Rocky Mountain College made the right decision for its commencement speaker.
No, we're not necessarily saying Montana billionaire Greg Gianforte was the perfect pick to speak at this year's graduation. Instead, we think that letting Gianforte speak at commencement was the right decision, rather than unceremoniously dumping him because some might be upset with his odd scientific and possibly troubling worldviews.
Billings is the second Montana community which has been roiled by Gianforte speaking at graduation. Montana Tech in Butte also invited Gianforte to commencement despite protests from some on faculty concerned that his views are terribly unscientific for a place that specializes in science. One professor even went as far as to compare Gianforte to Osama bin Laden.

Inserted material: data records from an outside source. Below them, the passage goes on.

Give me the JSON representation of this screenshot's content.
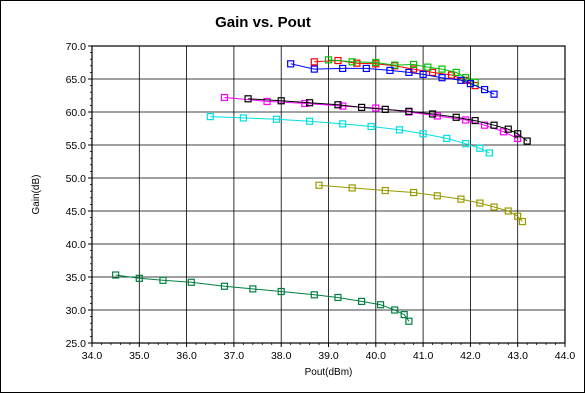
{
  "chart_data": {
    "type": "line",
    "title": "Gain vs. Pout",
    "xlabel": "Pout(dBm)",
    "ylabel": "Gain(dB)",
    "xlim": [
      34.0,
      44.0
    ],
    "ylim": [
      25.0,
      70.0
    ],
    "x_ticks": [
      "34.0",
      "35.0",
      "36.0",
      "37.0",
      "38.0",
      "39.0",
      "40.0",
      "41.0",
      "42.0",
      "43.0",
      "44.0"
    ],
    "y_ticks": [
      "25.0",
      "30.0",
      "35.0",
      "40.0",
      "45.0",
      "50.0",
      "55.0",
      "60.0",
      "65.0",
      "70.0"
    ],
    "grid": true,
    "marker": "square",
    "series": [
      {
        "color": "#ff0000",
        "x": [
          38.7,
          39.2,
          39.6,
          40.0,
          40.4,
          40.8,
          41.2,
          41.6,
          41.9,
          42.1
        ],
        "y": [
          67.6,
          67.8,
          67.4,
          67.3,
          67.0,
          66.5,
          66.0,
          65.6,
          64.8,
          64.0
        ]
      },
      {
        "color": "#00c000",
        "x": [
          39.0,
          39.5,
          40.0,
          40.4,
          40.8,
          41.1,
          41.4,
          41.7,
          41.9,
          42.1
        ],
        "y": [
          67.9,
          67.6,
          67.5,
          67.1,
          67.2,
          66.8,
          66.5,
          66.0,
          65.2,
          64.5
        ]
      },
      {
        "color": "#0000ff",
        "x": [
          38.2,
          38.7,
          39.3,
          39.8,
          40.3,
          40.7,
          41.0,
          41.4,
          41.8,
          42.0,
          42.3,
          42.5
        ],
        "y": [
          67.3,
          66.5,
          66.6,
          66.6,
          66.3,
          66.0,
          65.7,
          65.2,
          64.8,
          64.3,
          63.4,
          62.7
        ]
      },
      {
        "color": "#ff00ff",
        "x": [
          36.8,
          37.7,
          38.5,
          39.3,
          40.0,
          40.7,
          41.3,
          41.9,
          42.3,
          42.7,
          43.0
        ],
        "y": [
          62.2,
          61.6,
          61.3,
          60.9,
          60.6,
          60.0,
          59.4,
          58.8,
          58.0,
          57.0,
          56.0
        ]
      },
      {
        "color": "#000000",
        "x": [
          37.3,
          38.0,
          38.6,
          39.2,
          39.7,
          40.2,
          40.7,
          41.2,
          41.7,
          42.1,
          42.5,
          42.8,
          43.0,
          43.2
        ],
        "y": [
          62.0,
          61.7,
          61.4,
          61.1,
          60.7,
          60.4,
          60.1,
          59.7,
          59.2,
          58.7,
          58.0,
          57.4,
          56.7,
          55.6
        ]
      },
      {
        "color": "#00e0e0",
        "x": [
          36.5,
          37.2,
          37.9,
          38.6,
          39.3,
          39.9,
          40.5,
          41.0,
          41.5,
          41.9,
          42.2,
          42.4
        ],
        "y": [
          59.3,
          59.1,
          58.9,
          58.6,
          58.2,
          57.8,
          57.3,
          56.7,
          56.0,
          55.2,
          54.5,
          53.8
        ]
      },
      {
        "color": "#999900",
        "x": [
          38.8,
          39.5,
          40.2,
          40.8,
          41.3,
          41.8,
          42.2,
          42.5,
          42.8,
          43.0,
          43.1
        ],
        "y": [
          48.9,
          48.5,
          48.1,
          47.8,
          47.3,
          46.8,
          46.2,
          45.6,
          45.0,
          44.2,
          43.4
        ]
      },
      {
        "color": "#008040",
        "x": [
          34.5,
          35.0,
          35.5,
          36.1,
          36.8,
          37.4,
          38.0,
          38.7,
          39.2,
          39.7,
          40.1,
          40.4,
          40.6,
          40.7
        ],
        "y": [
          35.3,
          34.8,
          34.5,
          34.2,
          33.6,
          33.2,
          32.8,
          32.3,
          31.9,
          31.3,
          30.8,
          30.0,
          29.3,
          28.3
        ]
      }
    ]
  }
}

Here in Billings the reaction has been much less vitriolic. Whether that's a function of private school versus public, or a different climate is impossible to say.
Yet keeping Gianforte as the graduation speaker makes sense for more than the poor etiquette of rescinding the invitation.
Instead, we believe two important principles are preserved by letting Gianforte speak.
Critics of Gianforte's position might be loathe to admit it, but this highly successful businessman might actually have something insightful and meaningful to say to recently minted graduates who hope to achieve the kind of wild success he has.
Secondly, and most importantly, it's a sad and scary day when, in a country that cherishes free speech, we say: Here is a person who must not be allowed to speak. Listening to someone speak doesn't mean we abdicate thinking critically. Moreover, we sometimes need to hear those with whom we vehemently disagree. That is the heart of public discourse and the currency for the marketplace of ideas.
That being said, we should point out: We have no idea what Gianforte will speak about. We hope he'll use the opportunity to share some of his experiences with success and failure to help inspire the next generation of leaders. We hope he emphasizes that although this class is graduating, the students' education is not over, it's just the beginning.
And, Gianforte should be heard out not because he's an expert in the creation of the world. He shouldn't be asked to speak because he's a moral authority.
Simply put, Gianforte's virtue — if that is the correct term — is his success in business and technology. Money is a measure of success, not a guarantee of moral superiority.
Let's be honest: From news reports, Gianforte's views on the creation of the world run against science. They are convictions of faith, not supported by the evidence of science. But, Gianforte is not being asked to speak at either institution because of his views on creation.
The Gianforte family view on homosexuality and gay marriage are also troubling. While Gianforte has recently written more about the dangers of discrimination, questions remain. But Gianforte isn't being asked to speak because he's considered an authority on gay marriage or civil rights.
And, it's also hard to criticize the man before he's even opened his mouth.
So, we'll say it again: Let the man speak.